Moralische Unterstützung erhält er von der geheimnisvollen Reggie, einem taffen Mädchen, das plötzlich auftaucht, stets barfuß unterwegs ist und sich äußerst gut mit den Katzen versteht. Sie ist frech und nimmt kein Blatt vor den Mund, allerdings lässt die von ihr angekündigte Hilfe meiner Meinung nach etwas zu wünschen übrig. Auch Justin hat das Gefühl, dass sie nicht wirklich zur Lösung des Rätsels um seine Großmutter beiträgt.

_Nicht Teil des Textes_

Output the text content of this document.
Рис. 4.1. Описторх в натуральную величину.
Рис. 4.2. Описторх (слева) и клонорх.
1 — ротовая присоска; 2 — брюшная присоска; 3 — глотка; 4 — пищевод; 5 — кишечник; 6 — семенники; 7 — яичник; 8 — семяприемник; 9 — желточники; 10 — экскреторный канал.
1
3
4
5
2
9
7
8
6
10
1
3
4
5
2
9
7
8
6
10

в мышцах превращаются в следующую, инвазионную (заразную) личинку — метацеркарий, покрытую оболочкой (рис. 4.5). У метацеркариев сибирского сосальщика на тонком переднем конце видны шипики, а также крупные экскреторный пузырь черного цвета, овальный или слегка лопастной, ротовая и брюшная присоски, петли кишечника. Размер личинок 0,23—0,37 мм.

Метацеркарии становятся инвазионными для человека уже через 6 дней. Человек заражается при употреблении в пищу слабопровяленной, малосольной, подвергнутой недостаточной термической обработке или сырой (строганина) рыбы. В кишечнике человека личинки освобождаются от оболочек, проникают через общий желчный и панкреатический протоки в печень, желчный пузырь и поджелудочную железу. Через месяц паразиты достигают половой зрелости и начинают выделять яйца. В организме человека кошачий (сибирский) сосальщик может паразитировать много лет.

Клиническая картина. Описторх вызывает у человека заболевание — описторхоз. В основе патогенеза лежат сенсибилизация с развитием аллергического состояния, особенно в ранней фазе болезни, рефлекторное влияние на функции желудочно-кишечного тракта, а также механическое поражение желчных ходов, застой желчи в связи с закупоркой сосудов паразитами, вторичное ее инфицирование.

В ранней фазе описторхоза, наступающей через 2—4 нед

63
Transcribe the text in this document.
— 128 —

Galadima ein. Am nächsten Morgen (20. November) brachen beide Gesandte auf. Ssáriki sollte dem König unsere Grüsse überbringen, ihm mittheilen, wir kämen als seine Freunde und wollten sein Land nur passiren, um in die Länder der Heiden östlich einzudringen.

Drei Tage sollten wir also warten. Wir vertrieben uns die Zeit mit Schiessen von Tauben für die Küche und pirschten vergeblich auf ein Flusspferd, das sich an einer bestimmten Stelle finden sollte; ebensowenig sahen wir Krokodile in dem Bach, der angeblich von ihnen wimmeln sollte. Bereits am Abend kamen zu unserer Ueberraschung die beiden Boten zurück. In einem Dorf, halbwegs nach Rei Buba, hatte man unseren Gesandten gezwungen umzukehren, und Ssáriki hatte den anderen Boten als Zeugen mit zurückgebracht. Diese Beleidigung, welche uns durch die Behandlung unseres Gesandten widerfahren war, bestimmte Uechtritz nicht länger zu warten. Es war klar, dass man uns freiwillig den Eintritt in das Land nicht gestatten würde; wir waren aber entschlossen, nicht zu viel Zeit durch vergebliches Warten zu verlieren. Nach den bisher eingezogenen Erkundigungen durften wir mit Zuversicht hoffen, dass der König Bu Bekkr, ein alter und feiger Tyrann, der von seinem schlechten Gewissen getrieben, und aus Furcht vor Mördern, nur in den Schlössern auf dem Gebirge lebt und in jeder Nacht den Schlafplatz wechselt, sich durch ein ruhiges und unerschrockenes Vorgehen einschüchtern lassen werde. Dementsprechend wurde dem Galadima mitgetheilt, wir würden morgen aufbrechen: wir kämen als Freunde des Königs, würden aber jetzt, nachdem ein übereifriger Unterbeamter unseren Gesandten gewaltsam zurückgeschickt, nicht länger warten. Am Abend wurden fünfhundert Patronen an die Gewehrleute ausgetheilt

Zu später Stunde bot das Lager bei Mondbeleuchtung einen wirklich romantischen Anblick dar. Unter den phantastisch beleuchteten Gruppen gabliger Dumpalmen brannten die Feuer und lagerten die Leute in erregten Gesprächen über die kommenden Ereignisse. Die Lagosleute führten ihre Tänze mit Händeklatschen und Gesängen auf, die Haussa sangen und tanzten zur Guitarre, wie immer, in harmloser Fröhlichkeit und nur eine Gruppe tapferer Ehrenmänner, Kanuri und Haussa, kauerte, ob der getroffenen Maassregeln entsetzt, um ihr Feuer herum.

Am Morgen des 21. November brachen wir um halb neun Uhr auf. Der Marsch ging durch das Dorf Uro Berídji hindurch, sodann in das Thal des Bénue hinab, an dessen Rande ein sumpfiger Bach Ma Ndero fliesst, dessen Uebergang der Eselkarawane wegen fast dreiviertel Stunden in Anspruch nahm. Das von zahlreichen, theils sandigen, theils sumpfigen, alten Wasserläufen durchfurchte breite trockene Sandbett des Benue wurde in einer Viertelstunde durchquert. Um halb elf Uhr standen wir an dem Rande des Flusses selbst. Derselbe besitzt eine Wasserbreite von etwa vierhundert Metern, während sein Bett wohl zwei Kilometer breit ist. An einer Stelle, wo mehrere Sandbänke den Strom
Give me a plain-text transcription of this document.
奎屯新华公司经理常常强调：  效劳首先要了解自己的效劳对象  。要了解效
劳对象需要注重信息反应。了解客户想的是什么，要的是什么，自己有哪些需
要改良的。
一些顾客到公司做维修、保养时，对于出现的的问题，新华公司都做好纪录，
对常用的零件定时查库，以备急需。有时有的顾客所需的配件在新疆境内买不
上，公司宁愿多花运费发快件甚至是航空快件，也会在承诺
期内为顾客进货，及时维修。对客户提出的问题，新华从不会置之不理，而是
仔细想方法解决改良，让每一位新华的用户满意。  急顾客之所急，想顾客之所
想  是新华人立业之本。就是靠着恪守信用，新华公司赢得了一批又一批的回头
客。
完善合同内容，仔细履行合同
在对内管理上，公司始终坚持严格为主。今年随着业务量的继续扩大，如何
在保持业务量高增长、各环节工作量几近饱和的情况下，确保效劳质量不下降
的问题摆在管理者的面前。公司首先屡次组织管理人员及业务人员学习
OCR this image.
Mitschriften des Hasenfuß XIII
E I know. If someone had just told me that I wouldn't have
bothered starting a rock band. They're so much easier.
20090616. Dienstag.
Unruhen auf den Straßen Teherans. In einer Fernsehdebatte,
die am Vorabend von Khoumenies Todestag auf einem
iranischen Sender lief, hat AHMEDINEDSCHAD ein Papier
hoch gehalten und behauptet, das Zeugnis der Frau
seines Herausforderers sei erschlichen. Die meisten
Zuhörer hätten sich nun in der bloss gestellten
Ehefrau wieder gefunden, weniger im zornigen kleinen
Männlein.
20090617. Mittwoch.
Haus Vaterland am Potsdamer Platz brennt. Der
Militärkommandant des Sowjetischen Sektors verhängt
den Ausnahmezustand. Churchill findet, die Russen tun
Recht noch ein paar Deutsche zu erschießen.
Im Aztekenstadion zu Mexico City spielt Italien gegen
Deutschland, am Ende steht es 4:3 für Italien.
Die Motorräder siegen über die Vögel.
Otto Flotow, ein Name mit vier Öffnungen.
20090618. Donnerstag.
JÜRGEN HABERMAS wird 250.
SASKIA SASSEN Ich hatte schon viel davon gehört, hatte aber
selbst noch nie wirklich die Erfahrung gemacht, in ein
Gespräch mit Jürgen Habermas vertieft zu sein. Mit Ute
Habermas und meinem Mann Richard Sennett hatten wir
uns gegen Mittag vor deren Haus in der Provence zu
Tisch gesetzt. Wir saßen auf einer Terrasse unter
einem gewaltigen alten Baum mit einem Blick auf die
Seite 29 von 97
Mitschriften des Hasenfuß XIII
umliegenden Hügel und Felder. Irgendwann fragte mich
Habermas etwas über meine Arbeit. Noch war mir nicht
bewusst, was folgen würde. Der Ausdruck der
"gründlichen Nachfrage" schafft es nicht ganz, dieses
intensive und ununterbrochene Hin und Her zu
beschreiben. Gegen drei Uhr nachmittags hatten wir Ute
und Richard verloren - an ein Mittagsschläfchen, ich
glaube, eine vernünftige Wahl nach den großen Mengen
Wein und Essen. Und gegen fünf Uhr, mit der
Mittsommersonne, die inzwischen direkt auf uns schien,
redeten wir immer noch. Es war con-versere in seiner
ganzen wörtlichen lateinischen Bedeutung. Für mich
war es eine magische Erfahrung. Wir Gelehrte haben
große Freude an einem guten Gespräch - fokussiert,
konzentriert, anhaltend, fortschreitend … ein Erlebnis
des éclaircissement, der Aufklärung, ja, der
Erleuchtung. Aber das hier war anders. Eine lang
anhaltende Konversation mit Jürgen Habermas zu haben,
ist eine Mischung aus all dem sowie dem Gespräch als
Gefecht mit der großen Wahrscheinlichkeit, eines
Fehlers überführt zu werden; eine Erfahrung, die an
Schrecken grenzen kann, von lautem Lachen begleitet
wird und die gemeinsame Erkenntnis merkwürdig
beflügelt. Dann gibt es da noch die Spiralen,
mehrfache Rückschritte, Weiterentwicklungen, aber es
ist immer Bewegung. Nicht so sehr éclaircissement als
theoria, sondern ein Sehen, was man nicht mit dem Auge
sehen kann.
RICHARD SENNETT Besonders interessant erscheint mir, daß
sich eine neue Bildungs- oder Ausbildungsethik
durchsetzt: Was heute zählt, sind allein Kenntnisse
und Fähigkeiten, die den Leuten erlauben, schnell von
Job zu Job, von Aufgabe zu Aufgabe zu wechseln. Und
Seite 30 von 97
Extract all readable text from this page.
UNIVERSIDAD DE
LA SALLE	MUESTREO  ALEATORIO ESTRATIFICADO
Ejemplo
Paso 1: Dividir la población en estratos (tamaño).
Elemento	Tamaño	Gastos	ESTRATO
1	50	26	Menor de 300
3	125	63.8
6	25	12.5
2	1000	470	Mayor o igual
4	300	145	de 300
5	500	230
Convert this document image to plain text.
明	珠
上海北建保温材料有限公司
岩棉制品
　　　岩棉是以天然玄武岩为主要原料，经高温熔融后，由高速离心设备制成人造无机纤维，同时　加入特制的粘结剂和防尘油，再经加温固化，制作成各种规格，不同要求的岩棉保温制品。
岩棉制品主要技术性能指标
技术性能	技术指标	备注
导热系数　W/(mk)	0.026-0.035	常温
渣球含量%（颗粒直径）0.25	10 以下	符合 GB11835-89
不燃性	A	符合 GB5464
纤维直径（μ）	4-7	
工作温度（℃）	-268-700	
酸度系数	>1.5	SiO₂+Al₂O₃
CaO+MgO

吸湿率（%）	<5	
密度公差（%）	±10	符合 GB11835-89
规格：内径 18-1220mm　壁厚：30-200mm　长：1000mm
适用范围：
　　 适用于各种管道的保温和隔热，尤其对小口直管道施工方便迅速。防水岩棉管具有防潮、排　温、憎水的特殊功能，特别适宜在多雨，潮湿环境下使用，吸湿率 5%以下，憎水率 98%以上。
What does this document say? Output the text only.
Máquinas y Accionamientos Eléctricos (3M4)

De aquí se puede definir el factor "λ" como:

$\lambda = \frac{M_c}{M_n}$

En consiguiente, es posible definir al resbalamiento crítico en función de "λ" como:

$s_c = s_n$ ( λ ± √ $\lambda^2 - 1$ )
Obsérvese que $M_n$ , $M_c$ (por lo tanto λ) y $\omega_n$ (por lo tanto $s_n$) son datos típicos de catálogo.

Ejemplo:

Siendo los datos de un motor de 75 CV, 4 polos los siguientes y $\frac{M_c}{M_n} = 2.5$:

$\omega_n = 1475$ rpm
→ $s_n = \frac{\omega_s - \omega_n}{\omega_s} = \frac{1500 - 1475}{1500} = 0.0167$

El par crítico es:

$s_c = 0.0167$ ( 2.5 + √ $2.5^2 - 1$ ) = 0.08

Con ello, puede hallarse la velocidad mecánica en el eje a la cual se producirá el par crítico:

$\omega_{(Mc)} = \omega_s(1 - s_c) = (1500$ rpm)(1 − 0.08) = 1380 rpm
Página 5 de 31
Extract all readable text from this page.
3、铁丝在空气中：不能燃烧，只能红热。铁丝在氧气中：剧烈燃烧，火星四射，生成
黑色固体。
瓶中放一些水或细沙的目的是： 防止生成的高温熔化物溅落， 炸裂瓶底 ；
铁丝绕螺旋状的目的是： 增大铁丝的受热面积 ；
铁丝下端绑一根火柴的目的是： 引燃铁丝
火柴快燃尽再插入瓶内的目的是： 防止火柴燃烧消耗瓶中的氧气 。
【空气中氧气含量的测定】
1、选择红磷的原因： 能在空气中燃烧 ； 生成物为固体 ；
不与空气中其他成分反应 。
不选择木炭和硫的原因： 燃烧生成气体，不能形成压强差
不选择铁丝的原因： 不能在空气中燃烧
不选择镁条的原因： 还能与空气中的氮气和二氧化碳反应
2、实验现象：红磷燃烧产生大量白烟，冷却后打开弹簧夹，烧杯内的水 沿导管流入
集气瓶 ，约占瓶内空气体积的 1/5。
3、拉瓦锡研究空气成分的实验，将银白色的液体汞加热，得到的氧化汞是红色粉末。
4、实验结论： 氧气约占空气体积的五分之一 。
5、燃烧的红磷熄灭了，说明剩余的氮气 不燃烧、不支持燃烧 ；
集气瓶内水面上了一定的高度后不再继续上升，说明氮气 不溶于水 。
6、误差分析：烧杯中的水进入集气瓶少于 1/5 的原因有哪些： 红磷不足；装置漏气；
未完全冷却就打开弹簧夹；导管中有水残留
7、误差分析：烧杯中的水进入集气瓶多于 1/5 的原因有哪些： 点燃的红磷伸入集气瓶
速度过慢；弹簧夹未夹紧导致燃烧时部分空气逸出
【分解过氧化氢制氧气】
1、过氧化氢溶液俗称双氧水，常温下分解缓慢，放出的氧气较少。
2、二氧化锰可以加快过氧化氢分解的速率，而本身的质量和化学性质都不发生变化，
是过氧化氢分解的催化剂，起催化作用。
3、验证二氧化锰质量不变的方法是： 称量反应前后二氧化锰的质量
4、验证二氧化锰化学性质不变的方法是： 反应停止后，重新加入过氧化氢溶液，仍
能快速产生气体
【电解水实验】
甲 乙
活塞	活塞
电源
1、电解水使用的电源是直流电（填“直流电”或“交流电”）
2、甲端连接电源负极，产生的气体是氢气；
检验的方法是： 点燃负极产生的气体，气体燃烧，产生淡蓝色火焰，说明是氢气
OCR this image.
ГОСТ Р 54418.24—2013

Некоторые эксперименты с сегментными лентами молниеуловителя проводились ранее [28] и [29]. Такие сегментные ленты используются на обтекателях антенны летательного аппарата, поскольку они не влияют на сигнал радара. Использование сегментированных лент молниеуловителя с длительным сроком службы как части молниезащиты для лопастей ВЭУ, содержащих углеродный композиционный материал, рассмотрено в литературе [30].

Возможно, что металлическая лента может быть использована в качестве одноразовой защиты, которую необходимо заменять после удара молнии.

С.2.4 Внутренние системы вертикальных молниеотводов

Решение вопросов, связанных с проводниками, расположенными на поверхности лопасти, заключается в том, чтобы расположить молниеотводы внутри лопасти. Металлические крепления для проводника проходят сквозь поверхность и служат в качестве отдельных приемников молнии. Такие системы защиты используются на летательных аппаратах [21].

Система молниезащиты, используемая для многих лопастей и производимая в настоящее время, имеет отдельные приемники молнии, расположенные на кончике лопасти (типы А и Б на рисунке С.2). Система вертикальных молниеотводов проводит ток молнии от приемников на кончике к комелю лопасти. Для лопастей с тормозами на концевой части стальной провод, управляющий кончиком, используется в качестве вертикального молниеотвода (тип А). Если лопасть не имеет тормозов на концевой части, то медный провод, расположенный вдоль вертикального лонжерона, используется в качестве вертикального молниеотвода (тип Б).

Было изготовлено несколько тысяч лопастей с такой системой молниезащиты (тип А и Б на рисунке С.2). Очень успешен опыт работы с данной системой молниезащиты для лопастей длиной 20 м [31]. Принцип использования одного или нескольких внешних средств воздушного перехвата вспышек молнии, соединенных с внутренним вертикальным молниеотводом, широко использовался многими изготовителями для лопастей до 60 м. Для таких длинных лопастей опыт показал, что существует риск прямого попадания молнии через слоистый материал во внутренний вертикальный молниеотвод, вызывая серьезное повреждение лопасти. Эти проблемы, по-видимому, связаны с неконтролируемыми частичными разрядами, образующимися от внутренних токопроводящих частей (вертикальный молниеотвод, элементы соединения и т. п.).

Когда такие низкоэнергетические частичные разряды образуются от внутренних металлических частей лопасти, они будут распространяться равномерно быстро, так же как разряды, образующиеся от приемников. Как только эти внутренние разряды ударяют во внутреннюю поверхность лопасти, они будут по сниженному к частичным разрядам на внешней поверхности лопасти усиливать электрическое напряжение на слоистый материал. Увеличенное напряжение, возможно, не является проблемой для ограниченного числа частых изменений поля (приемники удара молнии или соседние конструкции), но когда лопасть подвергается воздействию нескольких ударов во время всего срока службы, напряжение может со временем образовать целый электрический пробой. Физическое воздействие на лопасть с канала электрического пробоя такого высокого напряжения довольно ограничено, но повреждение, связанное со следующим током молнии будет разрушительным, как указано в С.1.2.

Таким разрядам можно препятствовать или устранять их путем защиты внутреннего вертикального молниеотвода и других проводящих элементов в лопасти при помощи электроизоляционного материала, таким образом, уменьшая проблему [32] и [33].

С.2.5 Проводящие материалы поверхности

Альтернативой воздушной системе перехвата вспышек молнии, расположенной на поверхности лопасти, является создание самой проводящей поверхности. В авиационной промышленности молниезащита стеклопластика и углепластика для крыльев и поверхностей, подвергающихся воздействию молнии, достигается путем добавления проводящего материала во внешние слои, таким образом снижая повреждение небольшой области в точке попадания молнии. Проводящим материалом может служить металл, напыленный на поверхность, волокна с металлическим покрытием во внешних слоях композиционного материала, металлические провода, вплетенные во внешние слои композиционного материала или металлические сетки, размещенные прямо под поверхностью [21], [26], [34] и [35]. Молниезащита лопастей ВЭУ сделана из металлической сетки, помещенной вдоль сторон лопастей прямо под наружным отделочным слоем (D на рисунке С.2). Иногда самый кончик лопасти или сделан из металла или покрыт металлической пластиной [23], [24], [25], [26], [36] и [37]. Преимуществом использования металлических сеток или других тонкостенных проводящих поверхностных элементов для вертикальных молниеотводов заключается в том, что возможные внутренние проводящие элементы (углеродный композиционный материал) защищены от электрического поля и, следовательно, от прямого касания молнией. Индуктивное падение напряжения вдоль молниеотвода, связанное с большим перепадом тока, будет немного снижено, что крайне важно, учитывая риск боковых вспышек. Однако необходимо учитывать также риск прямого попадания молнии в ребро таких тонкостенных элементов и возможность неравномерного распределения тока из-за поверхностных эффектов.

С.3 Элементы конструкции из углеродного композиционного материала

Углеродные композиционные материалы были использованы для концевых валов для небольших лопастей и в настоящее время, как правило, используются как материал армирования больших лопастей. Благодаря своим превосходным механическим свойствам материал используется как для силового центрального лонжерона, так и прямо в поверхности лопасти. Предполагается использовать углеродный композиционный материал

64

Dennoch mochte ich Reggie sehr gerne - sie bringt frischen Wind in die Story und einen weiteren Hauch von urbaner Magie. Denn in Justin keimt schnell der Verdacht auf, dass sie sich in eine Katze verwandeln kann, doch kann das wirklich sein? Und kann er ihr überhaupt trauen? Die Warnung seiner Großmutter, nicht jedem zu vertrauen, geht ihm nicht aus dem Kopf. Vielleicht ist es jedoch auch der freundliche Tierarzt, der ein falsches Spiel spielt?

Es bleibt bis zum Ende spannend und undurchsichtig. Schnee, Eis und Dunkelheit machen den Roman zu der perfekten Lektüre für kalte Wintertage und wer Katzen mag, wird auf jeden Fall auf seine Kosten kommen. Ich vergebe 4 von 5 Wolken.